The Administrative Court was not persuaded by Google’s defence arguments that it had blurred and anonymised all faces and vehicle licence plates, that it had offered to carry out further manual blurring of any images on request, and that it had announced that Street View imaging would be carried out on its site at least a week prior to each imaging session. Google then sought to rely on Article 13 DPA in order to justify its processing, on the basis of its private commercial interest in the Street View service, and the public interest in the free to use, global Street View application. These arguments also failed to persuade the Administrative Court, which ruled that Google could not justify its processing in breach of the Article 4 processing principles, and therefore that its processing violated the DPA. Google was subsequently ordered to, amongst other undertakings, manually blur all images of individuals on the Swiss areas of Street View. In making this ruling, the Administrative Court referred specifically to the Supreme Court’s Logistep ruling, and in doing so, has confirmed and entrenched this case law as the guiding principle for interpretation of the Swiss DPA.
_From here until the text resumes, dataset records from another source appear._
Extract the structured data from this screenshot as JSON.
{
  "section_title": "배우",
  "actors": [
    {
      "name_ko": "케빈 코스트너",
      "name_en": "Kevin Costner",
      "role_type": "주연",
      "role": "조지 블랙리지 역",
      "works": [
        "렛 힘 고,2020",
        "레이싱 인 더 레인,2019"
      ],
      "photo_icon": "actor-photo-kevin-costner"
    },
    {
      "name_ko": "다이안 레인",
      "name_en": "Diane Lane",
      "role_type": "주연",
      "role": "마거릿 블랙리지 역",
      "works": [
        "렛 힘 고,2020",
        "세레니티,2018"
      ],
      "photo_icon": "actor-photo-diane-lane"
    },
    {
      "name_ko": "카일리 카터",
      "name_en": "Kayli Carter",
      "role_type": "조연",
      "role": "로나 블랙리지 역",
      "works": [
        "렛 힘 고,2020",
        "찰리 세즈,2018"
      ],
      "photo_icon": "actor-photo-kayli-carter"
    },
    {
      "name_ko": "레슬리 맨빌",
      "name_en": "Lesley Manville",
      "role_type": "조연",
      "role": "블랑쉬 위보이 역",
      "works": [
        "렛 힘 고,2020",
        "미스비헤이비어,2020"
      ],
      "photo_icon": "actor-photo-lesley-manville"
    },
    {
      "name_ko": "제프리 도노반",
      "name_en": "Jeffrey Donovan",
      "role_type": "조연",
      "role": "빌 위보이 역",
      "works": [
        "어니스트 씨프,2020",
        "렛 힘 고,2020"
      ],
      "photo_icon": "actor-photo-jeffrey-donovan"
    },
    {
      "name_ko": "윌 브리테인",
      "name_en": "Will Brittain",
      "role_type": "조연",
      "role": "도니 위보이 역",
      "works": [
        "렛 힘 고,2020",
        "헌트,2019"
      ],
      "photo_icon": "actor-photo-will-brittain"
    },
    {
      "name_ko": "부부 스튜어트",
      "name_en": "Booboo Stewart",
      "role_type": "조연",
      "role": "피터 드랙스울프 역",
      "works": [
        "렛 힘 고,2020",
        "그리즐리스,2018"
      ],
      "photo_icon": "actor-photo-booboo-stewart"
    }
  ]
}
In practical terms, organisations handling data in Switzerland, or using processors or service providers to handle data in Switzerland, should consider again the basis on which they are processing data. Accurate and considered compliance with the Article 4 data processing principles is now the easier route to general DPA compliance, as the alternative Article 13 DPA route to processing justification becomes more and more demanding. In particular, any private interests relied upon under Article 13 DPA (such as commercial costs and efficiency interests) will now need to be very clearly made out and evidenced, and are less likely to be successful where the individual could be considered prejudiced in any way by the processing.